Wednesday, April 13, 2011

[Lantz's Corner] Casting Tutorial Part 2

My Part II Is Equally As Epic

Welcome back. If you haven't already read Part One of my casting tutorial, you're going to be quite lost on this post. So head back and fill yourself with knowledge of rubbery things and come on back. Don't worry, I'll wait for you...Okay, we good? Fantastic. In Part Two we're going to take a look at getting your rubber mold to duplicate all of your little plastic thingies, and hopefully save some time and money in the process. Even more-so with this part of the tutorial, I suggest reading the whole thing before attempting any work as your resin mixes take a lot less time to solidify than the rubber cast. More after the break.

First, let's take a look at what we'll need. As mentioned in my previous post, for this tutorial I purchased Alumite Regular for my resin. But what about all of the other pieces? Here's a short list:
  1. Alumite A and B resin liquids
  2. Mixin' sticks
  3. 2 measuring cups
  4. 1 mixing cup
  5. Your neato rubber mold

We'll first take the A and B bottles shown above. Be sure before you take any action with these that you shake B thoroughly. Over time the bottle has a tendency to separate the more and less dense substances and if not shaken back together your resin will have odd results. For my AdMech symbol, I'm not going to need a very large batch, so I'll fill two separate measuring cups with the separate liquids bottle equally like so:
It's good to make too much resin mix rather than too little. You don't want to have to go back and fill in more resin as this can make your model a tad fragile if there's too much time in between pourings.

The next few steps I really wanted to get pictures of, but this isn't really possible without another person helping you out. And because I had just downed a bowl of chili, no one was willing to help me with this. The reason why this is so difficult to pull off is that the curing time of the resin mix is about 60 seconds. No, I'm not kidding. If you're not quick enough, you'll be pouring your mix out of the cup...and well:
No Comic Relief Intended; This Actually Happened...

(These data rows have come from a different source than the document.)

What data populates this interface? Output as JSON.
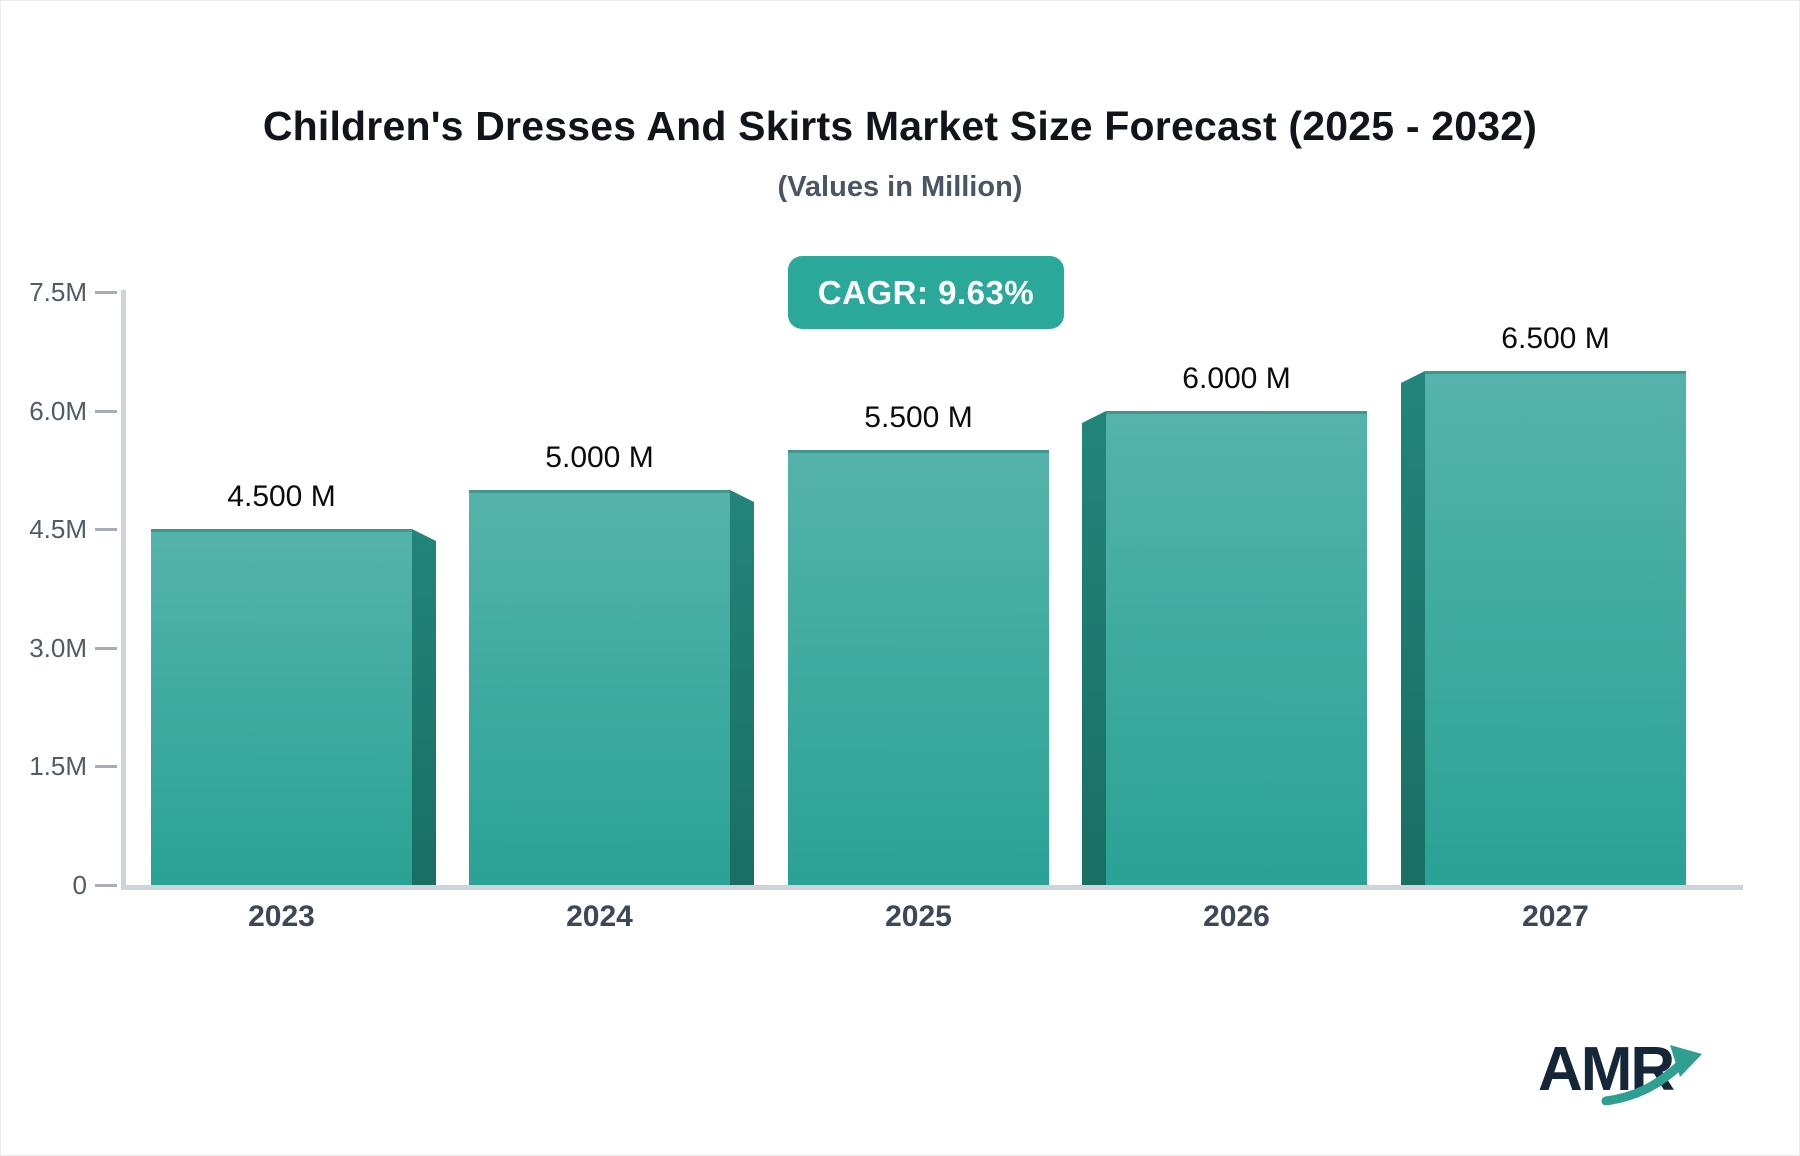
{
  "header": {
    "title": "Children's Dresses And Skirts Market Size Forecast (2025 - 2032)",
    "subtitle": "(Values in Million)",
    "cagr_label": "CAGR: 9.63%"
  },
  "logo": {
    "text": "AMR"
  },
  "colors": {
    "bar_face_top": "#55b3aa",
    "bar_face_bottom": "#2aa295",
    "bar_side_top": "#22857a",
    "bar_side_bottom": "#1a6e64",
    "badge_bg": "#2aa99a",
    "axis_line": "#cfd4dc",
    "tick_dash": "#a7aeb8",
    "tick_text": "#4f5b67",
    "x_label_text": "#3c4857",
    "value_label_text": "#0b0b0b",
    "title_text": "#10151b",
    "subtitle_text": "#4b5665",
    "logo_text": "#152638",
    "logo_arrow": "#2f9f92"
  },
  "chart_data": {
    "type": "bar",
    "title": "Children's Dresses And Skirts Market Size Forecast (2025 - 2032)",
    "subtitle": "(Values in Million)",
    "annotation": "CAGR: 9.63%",
    "categories": [
      "2023",
      "2024",
      "2025",
      "2026",
      "2027"
    ],
    "values": [
      4.5,
      5.0,
      5.5,
      6.0,
      6.5
    ],
    "value_labels": [
      "4.500 M",
      "5.000 M",
      "5.500 M",
      "6.000 M",
      "6.500 M"
    ],
    "unit": "Million",
    "xlabel": "",
    "ylabel": "",
    "ylim": [
      0,
      7.5
    ],
    "y_ticks": [
      "0",
      "1.5M",
      "3.0M",
      "4.5M",
      "6.0M",
      "7.5M"
    ],
    "y_tick_values": [
      0,
      1.5,
      3.0,
      4.5,
      6.0,
      7.5
    ],
    "grid": false,
    "legend": "none"
  }
}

So explaining in as much detail as possible, take both of your measuring cups with equal parts A and B and pour them into a larger mixing cup. From this point on, it's a race to the finish line; you have around 60secs to get things right.

Quickly and thoroughly mix your liquids together to make sure there are no "swirls" in it; so that we have a solid color of liquid. After this is accomplished, take your mold and tilt it slightly as you poor in your resin mix. This will help eliminate possible air bubbles that can occur. When pouring your mixture, I would suggest wearing latex gloves or something to that affect as this stuff can be messy. Once you've got your mold filled, it's good to have a backup mold you can pour excess resin mix into so you're not wasting any. I set aside some molds, but typically end up filling the one on the far left I created to make more bases:

Once you've got your mix in your cast, you'll begin to see the mix completely-solidifying in a matter of minutes:

For a cast to be ready to be removed, you'll need to wait anywhere from 5-15mins depending on how big your model is. I tend to wait a half hour regardless just to be safe. Once our new AdMech symbol looks ready to go, we'll remove it in the same manner we did with the original:

You'll notice I still had some issues with air bubbles on this one. I'm still experimenting on ways to eliminate or reduce air bubbles for both molds and resin pouring. But until then, we'll shave down the indentions and we'll use GS to fill in these gaps:

We now have a perfect duplicate from our original, ready to make models for the history books!

As always if you have any questions at all, feel free to post a comment or email me at Sinaura40k(at)gmail(dot)com.

TLDR Version: This whole post is the TLDR Version.

Until next time.

~Lantz aka Sinaura


  1. I've found that lightly powdering the mold with talcum powder before pouring the resin will greatly reduce the bubbles in the final product.

  2. Avoiding the "above method" when making the mold, and using vaseline or talcum powder when casting it's pretty much the key to get rid of the bubbles. And hitting the table or tilting the mould when casting. ;D

  3. not just that. Agitating the mould works wonders. You can lightly tap on the surface near the mould or you can use a cheap electric toothbrush/lolypop to get the air bubbles out. I hear blowing helps to make pressure that releases the bubbles. I am not sure if it has to do with surface tension or what not, but taping and agitation works really well. The talcum I have never used.